Farmers are well-educated, experienced and technologically-savvy.
The technological advancements over the past several years have helped make farming and ranching even more sustainable.
Hydrology, engineering, technical and mechanical design and more are at the heart of everyday activities on farms and ranches across the nation.
And today, farmers grow even more while using less.
Thanks in large part to Dr. Norman Borlaug, agriculture entered a “Green Revolution” in the mid-20th Century.
Plant breeding achieved new heights, with Borlaug and others developing new wheat varieties. These more drought-tolerant and pest-resistance strains showed the possibilities of improving crop production through plant genetics.
Fast-forward to 1982, Monsanto created the first-ever genetically-modified plant cells. About 15 years later, the company created the first genetically-modified cotton and soybean technology, paving the way for more desired traits that lead to increased yields while requiring fewer inputs, such as pest-control tools.
It’s pretty amazing to consider that farmers and ranchers were embracing cutting-edge gene therapy nearly 20 years before the technology went mainstream in medical applications.
Increased water use efficiency is another major technological advancement made by farmers and ranchers, long before cities began enacting water conservation plans and creating more efficient plumbing standards in building codes.
From carrying buckets of water and flood-row irrigation to micro-drip and subground techniques, farmers have made big strides in getting water to crops, while using less overall and losing less to evaporation.
In Texas, statewide agricultural irrigation rates have stayed relatively the same since the mid-1970s, according to a report from Texas A&M University’s Texas Water Resources Institute. Over the same period, agricultural yields have increased exponentially. The same study showed that per-acre corn yields increased 62 percent since 1975, and cotton yields more than doubled during that time.
After all, farmers can’t grow crops without water.
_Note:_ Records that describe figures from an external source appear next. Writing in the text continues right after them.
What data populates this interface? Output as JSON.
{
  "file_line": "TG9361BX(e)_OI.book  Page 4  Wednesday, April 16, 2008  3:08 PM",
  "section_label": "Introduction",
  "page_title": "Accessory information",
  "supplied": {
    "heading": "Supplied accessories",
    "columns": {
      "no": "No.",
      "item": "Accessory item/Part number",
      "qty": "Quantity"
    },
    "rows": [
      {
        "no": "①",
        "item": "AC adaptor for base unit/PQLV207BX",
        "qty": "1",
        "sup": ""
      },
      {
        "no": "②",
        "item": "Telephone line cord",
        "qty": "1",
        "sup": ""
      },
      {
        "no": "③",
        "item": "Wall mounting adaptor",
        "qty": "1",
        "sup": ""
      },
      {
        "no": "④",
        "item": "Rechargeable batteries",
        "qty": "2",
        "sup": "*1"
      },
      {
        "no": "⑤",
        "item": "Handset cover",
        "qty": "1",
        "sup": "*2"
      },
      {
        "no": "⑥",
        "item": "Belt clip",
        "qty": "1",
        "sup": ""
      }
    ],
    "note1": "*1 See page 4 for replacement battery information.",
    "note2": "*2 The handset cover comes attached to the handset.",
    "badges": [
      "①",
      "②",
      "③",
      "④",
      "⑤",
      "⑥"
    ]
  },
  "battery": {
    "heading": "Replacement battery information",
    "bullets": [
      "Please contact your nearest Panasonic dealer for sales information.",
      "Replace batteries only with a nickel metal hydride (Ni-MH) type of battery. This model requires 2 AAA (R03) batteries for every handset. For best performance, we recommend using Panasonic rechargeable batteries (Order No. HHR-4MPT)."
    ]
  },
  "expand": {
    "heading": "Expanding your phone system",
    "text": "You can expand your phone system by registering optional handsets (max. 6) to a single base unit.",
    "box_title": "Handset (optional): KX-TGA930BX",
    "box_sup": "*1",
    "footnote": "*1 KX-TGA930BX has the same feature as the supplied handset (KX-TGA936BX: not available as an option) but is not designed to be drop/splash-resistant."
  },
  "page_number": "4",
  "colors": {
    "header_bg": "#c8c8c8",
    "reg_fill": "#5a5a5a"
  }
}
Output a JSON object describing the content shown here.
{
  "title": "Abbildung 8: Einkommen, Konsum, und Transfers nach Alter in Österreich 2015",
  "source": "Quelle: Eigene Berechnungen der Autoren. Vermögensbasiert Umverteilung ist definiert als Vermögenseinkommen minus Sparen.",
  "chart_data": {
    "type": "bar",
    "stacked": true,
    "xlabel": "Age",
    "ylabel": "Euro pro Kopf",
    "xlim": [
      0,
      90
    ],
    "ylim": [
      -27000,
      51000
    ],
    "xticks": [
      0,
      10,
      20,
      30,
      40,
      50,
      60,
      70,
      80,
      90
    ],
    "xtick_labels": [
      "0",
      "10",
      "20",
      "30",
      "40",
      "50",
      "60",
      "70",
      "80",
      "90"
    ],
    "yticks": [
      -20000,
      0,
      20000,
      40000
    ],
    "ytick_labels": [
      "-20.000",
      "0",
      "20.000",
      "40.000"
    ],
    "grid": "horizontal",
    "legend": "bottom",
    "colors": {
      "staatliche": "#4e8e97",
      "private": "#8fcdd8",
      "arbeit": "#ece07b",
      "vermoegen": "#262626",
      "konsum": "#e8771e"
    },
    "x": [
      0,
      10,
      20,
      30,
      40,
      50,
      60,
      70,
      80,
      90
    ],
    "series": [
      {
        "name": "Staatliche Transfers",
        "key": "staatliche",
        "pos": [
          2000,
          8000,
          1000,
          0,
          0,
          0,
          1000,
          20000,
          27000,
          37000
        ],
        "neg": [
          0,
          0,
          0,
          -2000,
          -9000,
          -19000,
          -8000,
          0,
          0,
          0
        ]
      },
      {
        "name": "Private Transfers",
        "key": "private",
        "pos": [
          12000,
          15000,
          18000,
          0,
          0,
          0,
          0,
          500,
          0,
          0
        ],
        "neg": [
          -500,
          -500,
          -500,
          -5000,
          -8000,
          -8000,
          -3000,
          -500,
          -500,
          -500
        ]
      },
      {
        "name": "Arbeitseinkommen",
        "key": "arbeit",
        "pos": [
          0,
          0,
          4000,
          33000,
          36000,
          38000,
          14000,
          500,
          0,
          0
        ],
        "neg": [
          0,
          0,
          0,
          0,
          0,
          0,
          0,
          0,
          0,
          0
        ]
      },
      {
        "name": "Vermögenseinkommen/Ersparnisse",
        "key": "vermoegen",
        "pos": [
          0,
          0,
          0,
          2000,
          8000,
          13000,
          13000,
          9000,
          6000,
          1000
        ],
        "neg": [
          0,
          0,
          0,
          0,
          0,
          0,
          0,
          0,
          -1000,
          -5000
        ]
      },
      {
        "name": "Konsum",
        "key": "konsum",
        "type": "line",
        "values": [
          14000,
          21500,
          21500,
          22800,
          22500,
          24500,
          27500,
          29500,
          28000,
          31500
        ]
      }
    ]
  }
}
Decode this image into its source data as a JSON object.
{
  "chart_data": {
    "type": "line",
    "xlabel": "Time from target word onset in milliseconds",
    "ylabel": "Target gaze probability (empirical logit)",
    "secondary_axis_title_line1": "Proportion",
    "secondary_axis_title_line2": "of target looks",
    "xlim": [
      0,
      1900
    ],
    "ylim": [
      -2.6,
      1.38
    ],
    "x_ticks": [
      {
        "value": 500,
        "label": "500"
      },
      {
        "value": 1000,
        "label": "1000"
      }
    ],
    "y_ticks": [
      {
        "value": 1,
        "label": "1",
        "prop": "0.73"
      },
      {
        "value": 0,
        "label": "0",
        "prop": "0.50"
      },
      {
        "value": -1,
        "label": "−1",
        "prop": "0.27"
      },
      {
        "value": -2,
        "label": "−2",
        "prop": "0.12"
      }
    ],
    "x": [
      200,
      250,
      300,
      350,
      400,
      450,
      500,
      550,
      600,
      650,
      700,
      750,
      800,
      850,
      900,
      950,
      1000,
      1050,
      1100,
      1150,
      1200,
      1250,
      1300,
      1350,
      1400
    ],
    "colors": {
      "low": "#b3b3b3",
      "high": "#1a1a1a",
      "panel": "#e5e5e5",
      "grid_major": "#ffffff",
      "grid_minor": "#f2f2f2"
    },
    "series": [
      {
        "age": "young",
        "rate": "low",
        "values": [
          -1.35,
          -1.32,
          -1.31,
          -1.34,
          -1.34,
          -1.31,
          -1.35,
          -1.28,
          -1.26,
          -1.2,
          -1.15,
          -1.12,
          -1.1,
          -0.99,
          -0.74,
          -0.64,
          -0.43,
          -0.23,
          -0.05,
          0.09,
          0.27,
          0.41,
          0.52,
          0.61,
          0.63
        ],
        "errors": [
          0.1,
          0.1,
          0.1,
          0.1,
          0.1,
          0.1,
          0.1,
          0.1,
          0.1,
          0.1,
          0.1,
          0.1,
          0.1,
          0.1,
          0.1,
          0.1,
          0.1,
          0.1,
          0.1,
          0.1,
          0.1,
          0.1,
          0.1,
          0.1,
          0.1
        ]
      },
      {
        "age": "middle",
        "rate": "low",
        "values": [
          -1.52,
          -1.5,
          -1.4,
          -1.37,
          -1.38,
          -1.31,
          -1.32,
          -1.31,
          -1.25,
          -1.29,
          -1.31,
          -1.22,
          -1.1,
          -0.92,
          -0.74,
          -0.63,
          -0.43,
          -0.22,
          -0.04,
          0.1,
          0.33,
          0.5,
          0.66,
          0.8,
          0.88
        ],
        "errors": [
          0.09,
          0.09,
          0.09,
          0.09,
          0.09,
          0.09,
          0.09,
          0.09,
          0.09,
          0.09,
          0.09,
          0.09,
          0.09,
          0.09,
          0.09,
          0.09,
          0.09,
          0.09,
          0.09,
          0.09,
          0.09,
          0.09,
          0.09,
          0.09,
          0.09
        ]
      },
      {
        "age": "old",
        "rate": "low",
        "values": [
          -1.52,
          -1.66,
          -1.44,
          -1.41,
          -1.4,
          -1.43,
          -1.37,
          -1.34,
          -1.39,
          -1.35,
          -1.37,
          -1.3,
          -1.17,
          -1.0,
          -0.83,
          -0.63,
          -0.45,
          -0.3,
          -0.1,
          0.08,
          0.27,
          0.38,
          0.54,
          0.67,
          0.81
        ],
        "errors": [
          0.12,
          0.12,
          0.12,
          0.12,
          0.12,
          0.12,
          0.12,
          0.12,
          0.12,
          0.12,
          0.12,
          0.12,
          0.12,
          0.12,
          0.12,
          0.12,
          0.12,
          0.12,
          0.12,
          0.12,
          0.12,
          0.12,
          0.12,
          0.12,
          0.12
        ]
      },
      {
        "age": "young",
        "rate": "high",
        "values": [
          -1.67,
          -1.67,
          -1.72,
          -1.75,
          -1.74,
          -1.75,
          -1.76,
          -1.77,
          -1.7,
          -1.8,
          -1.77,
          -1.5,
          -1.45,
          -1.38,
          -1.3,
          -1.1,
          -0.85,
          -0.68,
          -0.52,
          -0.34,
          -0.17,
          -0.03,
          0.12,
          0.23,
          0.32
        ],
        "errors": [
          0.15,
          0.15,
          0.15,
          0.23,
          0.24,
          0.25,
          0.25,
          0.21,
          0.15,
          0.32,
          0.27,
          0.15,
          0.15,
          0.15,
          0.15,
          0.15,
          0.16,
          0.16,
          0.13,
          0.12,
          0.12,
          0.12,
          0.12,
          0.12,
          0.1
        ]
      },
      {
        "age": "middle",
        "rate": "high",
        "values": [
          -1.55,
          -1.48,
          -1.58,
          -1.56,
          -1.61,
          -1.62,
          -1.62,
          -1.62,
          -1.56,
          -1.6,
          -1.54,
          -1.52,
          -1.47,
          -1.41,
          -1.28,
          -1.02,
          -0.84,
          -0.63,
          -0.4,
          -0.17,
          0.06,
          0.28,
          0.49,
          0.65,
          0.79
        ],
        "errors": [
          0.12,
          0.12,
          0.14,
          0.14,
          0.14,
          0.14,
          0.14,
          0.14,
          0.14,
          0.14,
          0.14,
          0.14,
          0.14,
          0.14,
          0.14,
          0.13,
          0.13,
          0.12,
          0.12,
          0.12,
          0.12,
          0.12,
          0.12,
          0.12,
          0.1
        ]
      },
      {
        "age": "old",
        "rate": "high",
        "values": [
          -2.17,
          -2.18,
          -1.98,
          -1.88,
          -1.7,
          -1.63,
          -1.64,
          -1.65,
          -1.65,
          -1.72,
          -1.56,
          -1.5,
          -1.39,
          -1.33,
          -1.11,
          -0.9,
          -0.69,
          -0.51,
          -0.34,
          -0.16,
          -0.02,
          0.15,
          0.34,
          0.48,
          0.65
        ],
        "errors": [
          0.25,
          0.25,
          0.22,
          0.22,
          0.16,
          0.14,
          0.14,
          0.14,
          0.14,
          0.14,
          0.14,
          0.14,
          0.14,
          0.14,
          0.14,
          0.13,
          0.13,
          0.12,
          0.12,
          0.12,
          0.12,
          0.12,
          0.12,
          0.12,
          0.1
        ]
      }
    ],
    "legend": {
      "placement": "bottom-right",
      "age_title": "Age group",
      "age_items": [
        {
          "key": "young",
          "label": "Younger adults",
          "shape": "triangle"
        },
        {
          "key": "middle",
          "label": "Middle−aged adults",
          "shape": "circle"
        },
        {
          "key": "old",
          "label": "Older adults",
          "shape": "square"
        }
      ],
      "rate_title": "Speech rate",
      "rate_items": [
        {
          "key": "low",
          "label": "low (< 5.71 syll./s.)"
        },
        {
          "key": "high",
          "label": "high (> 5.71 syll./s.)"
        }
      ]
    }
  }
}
And without crops, they’re out of business, and we’re out of food.
Advancements have been made in soil health, erosion prevention, native plant restoration and a slew of other areas, too.
Precision agriculture is the newest frontier in agricultural technology. GPS-enabled equipment and drones bring electronic data collection to fields and pastures across the nation.
Preliminary results show even more efficiencies, but we’ve only uncovered the tip of the iceberg in terms of ways electronic data collection and analysis in agriculture can be used to help farms and ranches.
Farmers and ranchers care about their land. The land is their heritage, their pride and their livelihood, all rolled into one. They embrace technology to help them grow our food, fiber and fuel, making modern agriculture more efficient than ever before.